In any case, understanding a word requires a whole lot of common-sense knowledge and a child, even at the age of 2 has a lot better understanding of these basic things than we have managed to teach any such system.
MindPixel gathers people’s opinions on whether different statements are true or false and also stores information on how people rate the individual statement’s quality. This is based on the notion by Landauer that “the capacity of human long term memory to be 109 [one billion] bits, based on known rates of learning and forgetting”. I’m pretty sure this is not the way the human brain stores its knowledge. The human brain has around 100 billion neurons, each of them storing, not a binary, but an analog threshold value. Of course the brain is involved in a lot more than storing our common knowledge but somehow, our common sense knowledge is stored within this complex network, doubtfully in anything that resembles a binary format.
I will later write more on theories of how meaning is stored in the brain, but in the meantime let’s refer to The Brain as a more probable account of how this information might be represented (see also Web Brain). See also in this Open Mind: Common Sense article, how the data collected in that project has been used to create a tree-like representation of of knowledge.

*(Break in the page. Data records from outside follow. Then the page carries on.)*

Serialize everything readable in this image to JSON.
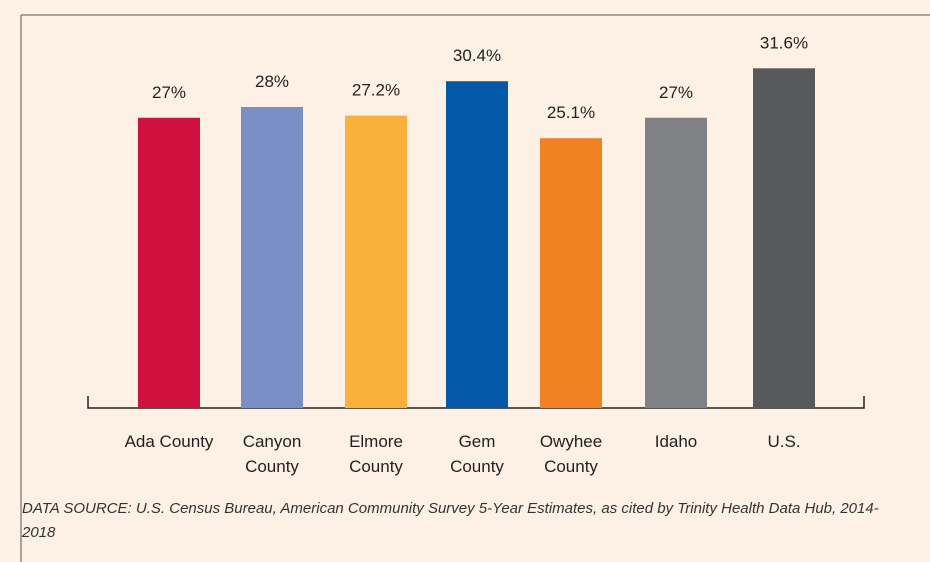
{
  "chart_data": {
    "type": "bar",
    "categories": [
      "Ada County",
      "Canyon County",
      "Elmore County",
      "Gem County",
      "Owyhee County",
      "Idaho",
      "U.S."
    ],
    "values": [
      27,
      28,
      27.2,
      30.4,
      25.1,
      27,
      31.6
    ],
    "value_labels": [
      "27%",
      "28%",
      "27.2%",
      "30.4%",
      "25.1%",
      "27%",
      "31.6%"
    ],
    "colors": [
      "#d0103f",
      "#7b8fc6",
      "#f9b13b",
      "#0359a8",
      "#f28123",
      "#808184",
      "#58595b"
    ],
    "source": "DATA SOURCE: U.S. Census Bureau, American Community Survey 5-Year Estimates, as cited by Trinity Health Data Hub, 2014-2018"
  }
}
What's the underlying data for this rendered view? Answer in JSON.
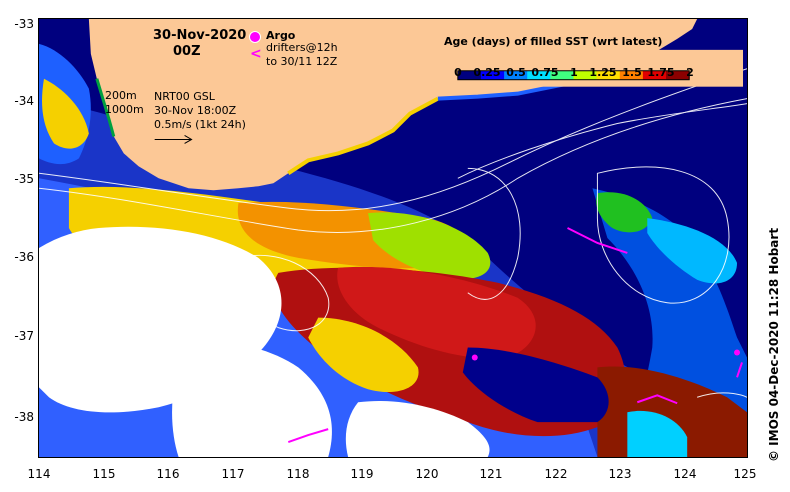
{
  "title": {
    "date": "30-Nov-2020",
    "time": "00Z"
  },
  "argo": {
    "label": "Argo",
    "marker_color": "#ff00ff"
  },
  "drifters": {
    "line1": "drifters@12h",
    "line2": "to 30/11 12Z",
    "symbol": "<",
    "color": "#ff00ff"
  },
  "isobaths": {
    "shallow": "200m",
    "deep": "1000m"
  },
  "current_info": {
    "line1": "NRT00 GSL",
    "line2": "30-Nov 18:00Z",
    "line3": "0.5m/s (1kt 24h)"
  },
  "colorbar": {
    "title": "Age (days) of filled SST (wrt latest)",
    "tick_labels": [
      "0",
      "0.25",
      "0.5",
      "0.75",
      "1",
      "1.25",
      "1.5",
      "1.75",
      "2"
    ],
    "colors": [
      "#00007f",
      "#0000ff",
      "#0080ff",
      "#00e0ff",
      "#40ff80",
      "#c0ff00",
      "#ffe000",
      "#ff8000",
      "#e00000",
      "#8b0000"
    ]
  },
  "axes": {
    "lat_labels": [
      "-33",
      "-34",
      "-35",
      "-36",
      "-37",
      "-38"
    ],
    "lon_labels": [
      "114",
      "115",
      "116",
      "117",
      "118",
      "119",
      "120",
      "121",
      "122",
      "123",
      "124",
      "125"
    ]
  },
  "credit": "©  IMOS 04-Dec-2020 11:28 Hobart",
  "colors": {
    "land": "#fcc896",
    "deep_ocean": "#00007f",
    "no_data": "#ffffff",
    "streamline": "#ffffff"
  }
}
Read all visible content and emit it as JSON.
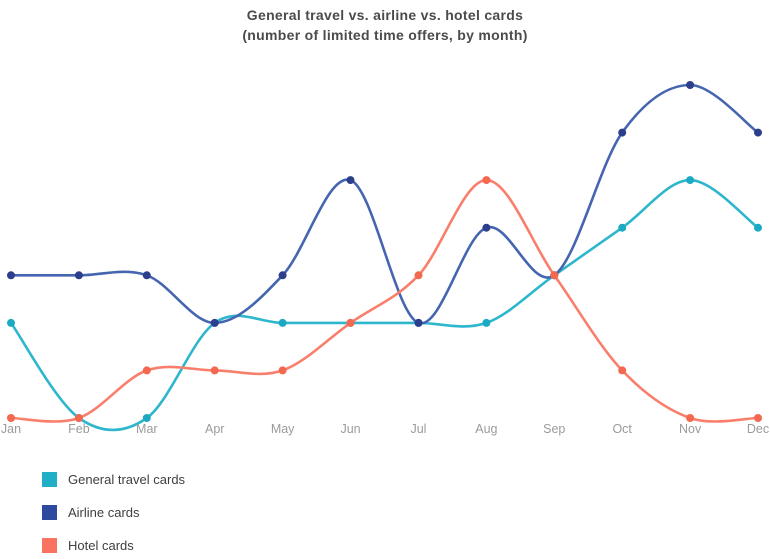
{
  "title": {
    "line1": "General travel vs. airline vs. hotel cards",
    "line2": "(number of limited time offers, by month)"
  },
  "chart_data": {
    "type": "line",
    "title": "General travel vs. airline vs. hotel cards (number of limited time offers, by month)",
    "xlabel": "",
    "ylabel": "",
    "categories": [
      "Jan",
      "Feb",
      "Mar",
      "Apr",
      "May",
      "Jun",
      "Jul",
      "Aug",
      "Sep",
      "Oct",
      "Nov",
      "Dec"
    ],
    "series": [
      {
        "name": "General travel cards",
        "values": [
          2,
          0,
          0,
          2,
          2,
          2,
          2,
          2,
          3,
          4,
          5,
          4
        ],
        "line_color": "#2eb6cc",
        "point_color": "#1ba9c4",
        "legend_color": "#21aec7"
      },
      {
        "name": "Airline cards",
        "values": [
          3,
          3,
          3,
          2,
          3,
          5,
          2,
          4,
          3,
          6,
          7,
          6
        ],
        "line_color": "#4565b0",
        "point_color": "#2c3e8c",
        "legend_color": "#2e4a9f"
      },
      {
        "name": "Hotel cards",
        "values": [
          0,
          0,
          1,
          1,
          1,
          2,
          3,
          5,
          3,
          1,
          0,
          0
        ],
        "line_color": "#f97f6c",
        "point_color": "#f4684f",
        "legend_color": "#f97360"
      }
    ],
    "ylim": [
      0,
      7.5
    ],
    "grid": false,
    "y_axis_shown": false,
    "curve": "smooth",
    "legend_position": "bottom-left",
    "tick_label_color": "#9b9b9b"
  }
}
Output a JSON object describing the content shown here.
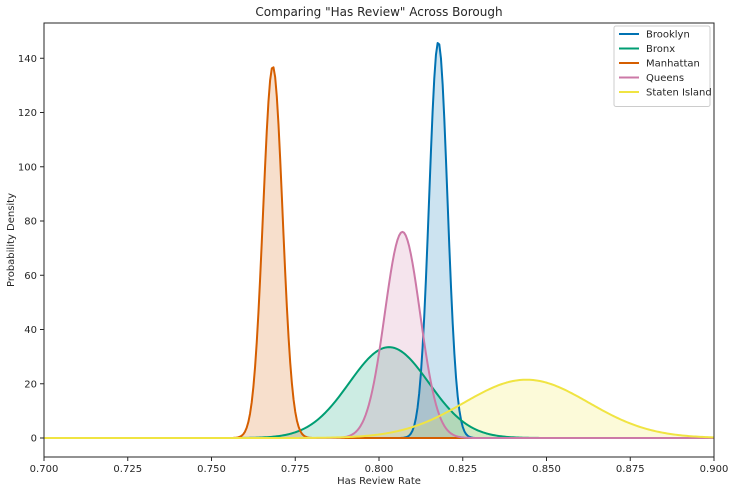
{
  "chart_data": {
    "type": "area",
    "title": "Comparing \"Has Review\" Across Borough",
    "xlabel": "Has Review Rate",
    "ylabel": "Probability Density",
    "xlim": [
      0.7,
      0.9
    ],
    "ylim": [
      -7,
      153
    ],
    "x_ticks": [
      "0.700",
      "0.725",
      "0.750",
      "0.775",
      "0.800",
      "0.825",
      "0.850",
      "0.875",
      "0.900"
    ],
    "y_ticks": [
      "0",
      "20",
      "40",
      "60",
      "80",
      "100",
      "120",
      "140"
    ],
    "grid": false,
    "legend_position": "top-right",
    "series": [
      {
        "name": "Brooklyn",
        "color": "#0072b2",
        "peak_x": 0.8177,
        "peak_density": 146,
        "sd": 0.00273
      },
      {
        "name": "Bronx",
        "color": "#009e73",
        "peak_x": 0.803,
        "peak_density": 33.5,
        "sd": 0.0119
      },
      {
        "name": "Manhattan",
        "color": "#d55e00",
        "peak_x": 0.7683,
        "peak_density": 137,
        "sd": 0.00291
      },
      {
        "name": "Queens",
        "color": "#cc79a7",
        "peak_x": 0.807,
        "peak_density": 76,
        "sd": 0.00525
      },
      {
        "name": "Staten Island",
        "color": "#f0e442",
        "peak_x": 0.844,
        "peak_density": 21.5,
        "sd": 0.0186
      }
    ]
  }
}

Regardless of whether they are going in the right direction or not, what all of these projects do is gather important data on how people interpret things. And when we are closer to finding a decent way to represent common knowledge in software, this data will be important as a basis to load into these systems.
Why can’t we rather use the vast information on the web and mine it for this info? Because this information is not available there. Quoting Minsky’s article again:
- “[…] much of our commonsense knowledge information
has never been recorded at all because it has always
seemed so obvious we never thought of describing it.”
To test Minsky’s point, I Googled a few basic things about cars. At first I thought I might be proving Minsky wrong. I tested “car has wheels”, “car has a driver” and “car has a steering wheel”, which returned 189, 145 and 84 results respectively. But hang on, “car has no wheels” returns 15, “car has no driver” 27 and “car has no steering wheel” 12. And if you think you can just go with the higher number, think again: “car has no roof” returns 30 results whereas “car has a roof” returns 28. And if you try “What is car?” on Googlism, you will see sentences like “car is vibrating”, “car is thinking” and “car is unhappy” which would probably mislead our knowledge-thirsty web crawler somewhat 😉
The question of teaching computers common sense, in the end boils down to: How would you teach “someone” about the world if it had to be told everything, no matter how obvious and it would not have any chance to experiment with the world on its own, like a child does when it repeatedly throws its toys to the ground? Some people think that in order to teach common sense, the learner has to have a body to interact with the world. I’m not convinced that a body is necessarily needed, but lets put it this way: If you got a phone call (probably wrong number) from an extraterrestrial living in a universe where completely different rules apply (but fortunately with fundamental English skills as aliens commonly have, at least in the movies), how would you describe our world? Where would you start? And what common understanding would be needed for it to be possible at all?
I think it is very interesting to compare Cyc-and-like project to google and tools based on that. On one hand, you have a rather strict system, that must be “handfed” training information, on the other hand you have the caos of the combined consensus of whoever wants to put something out there.
I think it would be very interesting to see a common sense system build on Google or some other web-search tool and see what it comes up with.